Il sera mort comme il a vécu. dans un anonymat absolu qui lui aura permis de traverser la vie sans aucune aspérité, querelle ou souci particulier. Aussi transparent qu'insipide, aussi ennuyeux que mortel, Jean-Marcel Chassemou n'a jamais fait parler de lui, sauf en ce jour de février 1957 ou il fit une vilaine allergie à sa troisième piqûre de TABDT, au 4e régiment de chasseurs beauceron basé à Bagnères-de-Bigorre.
Après cet incident exceptionnel qui marqua à jamais sa vie sans relief, en dehors du Massif central où il allait passer chaque année le week-end de la Toussaint, Jean-Marcel Chassemou entra aux PTT, à Libourne, dans le fameux service des enveloppes mal collées où il fit l'essentiel de sa carrière sans aucune promotion particulière, grâce à la vacuité absolue qui a fait de lui cet homme unique qu'on ne regrette pas.

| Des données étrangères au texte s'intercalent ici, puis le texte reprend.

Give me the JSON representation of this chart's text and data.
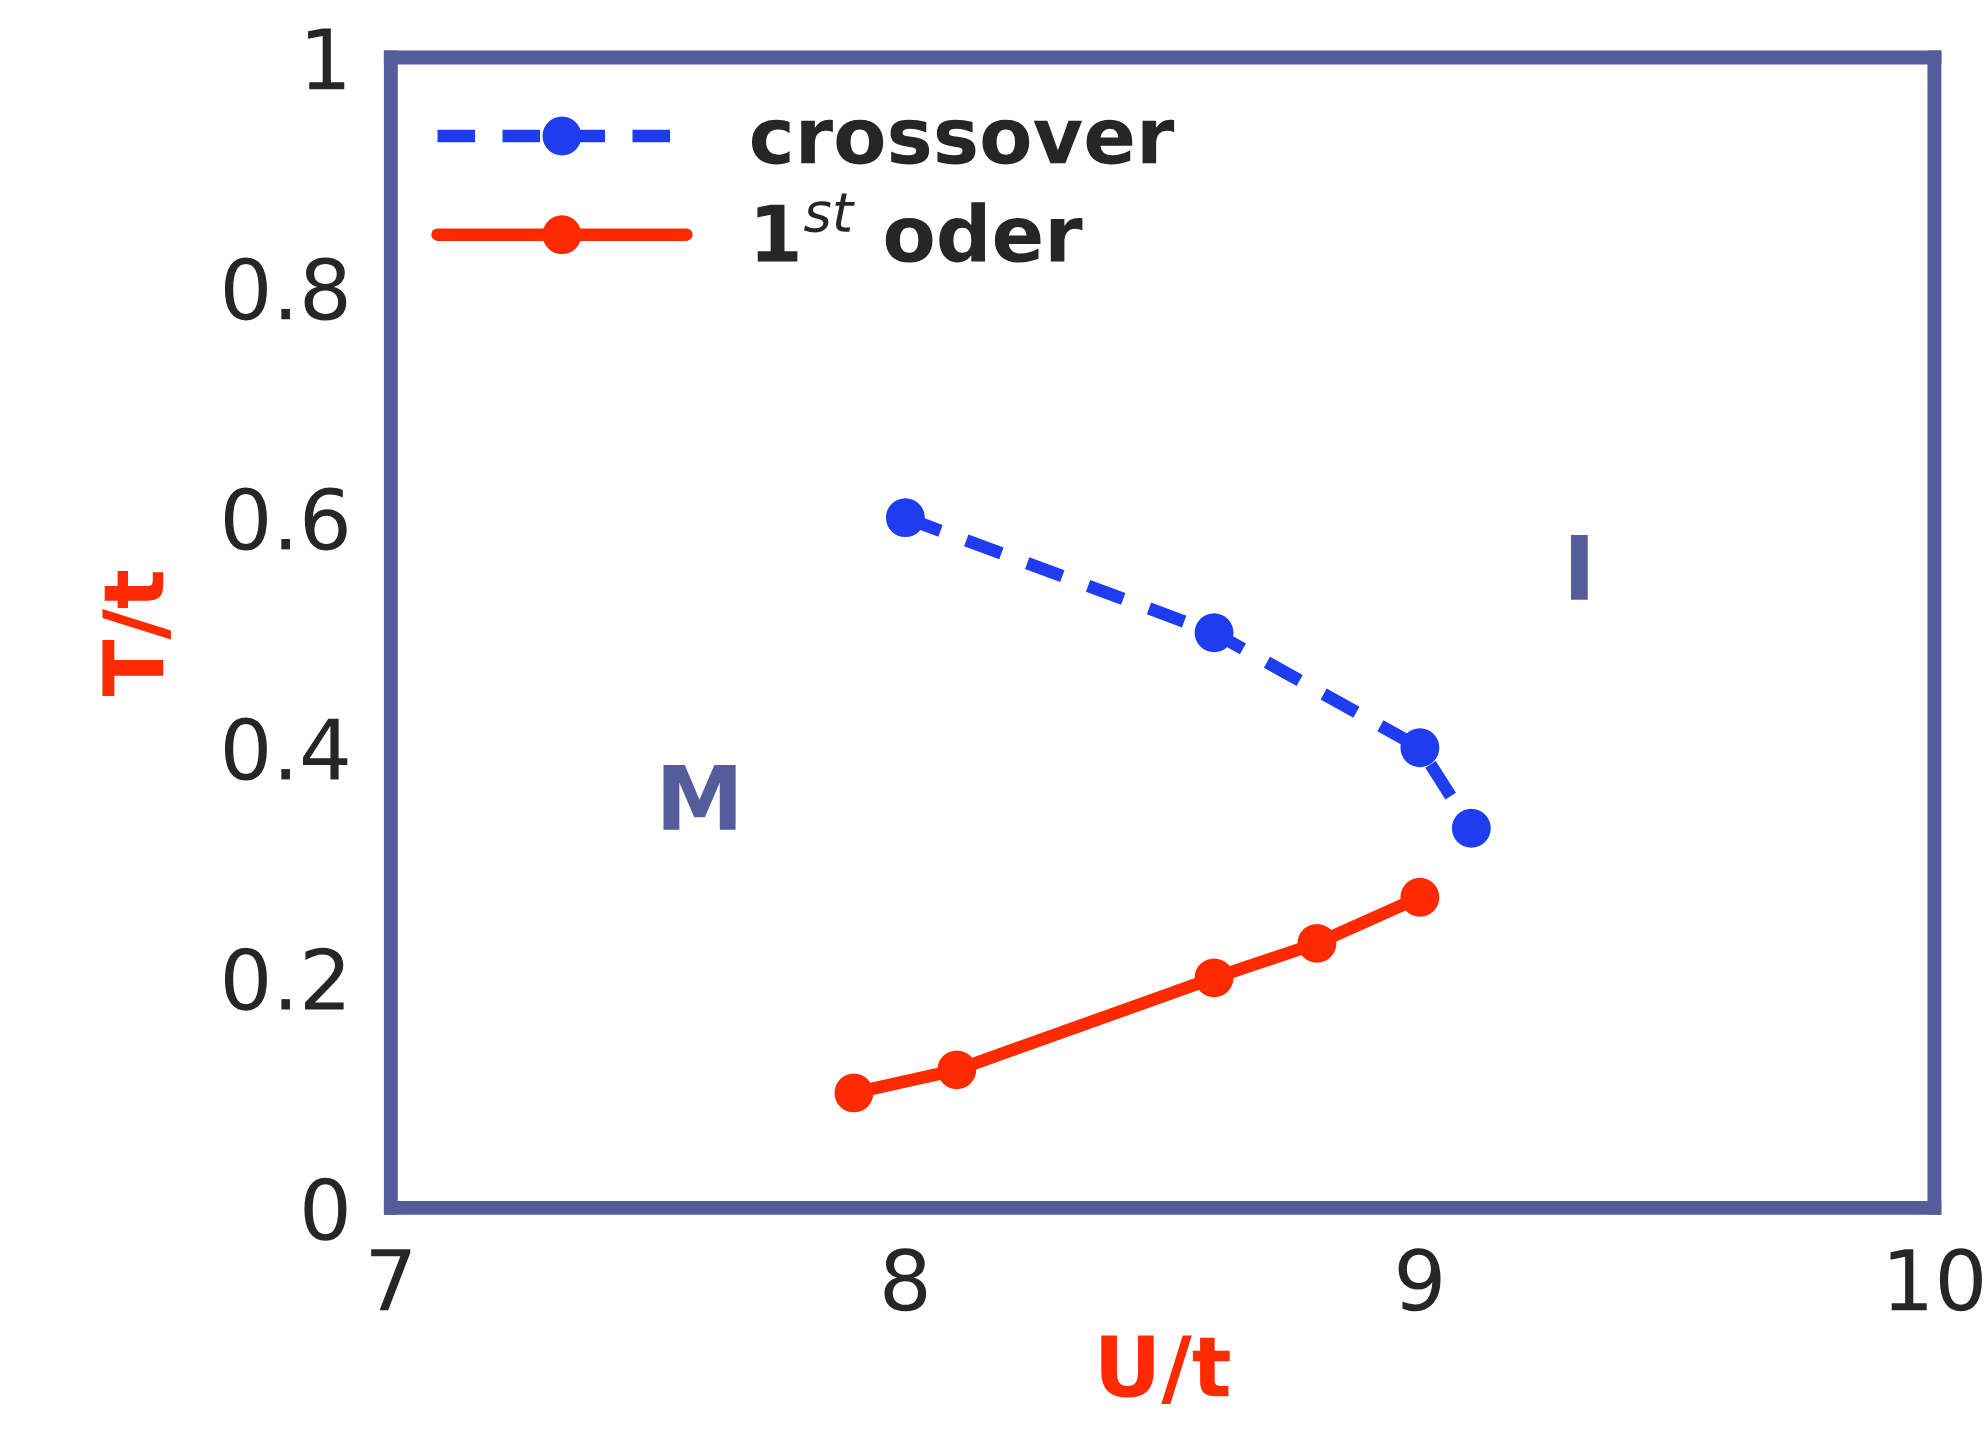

Jusque dans ses derniers instants, Jean-Marcel Chassemou aura su faire preuve d'une banalité sans faille, puisqu'il s'est éteint sans le mondre râle, le lundi de la Saint-Raffarin, c'est-à-dire, un lundi de Pentecôte, le soir même où se disputait la finale de football de l'Euro, dont la France s'est talentueusement fait éliminer en vingt-troisième de finale par le Filkistan. Même son épouse, Gisèle, ne s'est aperçue de rien, et ce n'est qu'en lui demandant le matin s'il voulait de la brioche décongelée avec sa chicorée qu'elle s'st rendue compte que Jean-Marcel avait définitivement fini d'en demander.
Car Jean-Marcel Chassemou était ainsi. Majestueusement anodin, égocentriquement personne. Il devrait être inhumé dans la plus stricte intimité pour échapper une dernière fois à la notoriété. Mais on ne sait aps quand, ni où, selon les dernières volontés du défunt.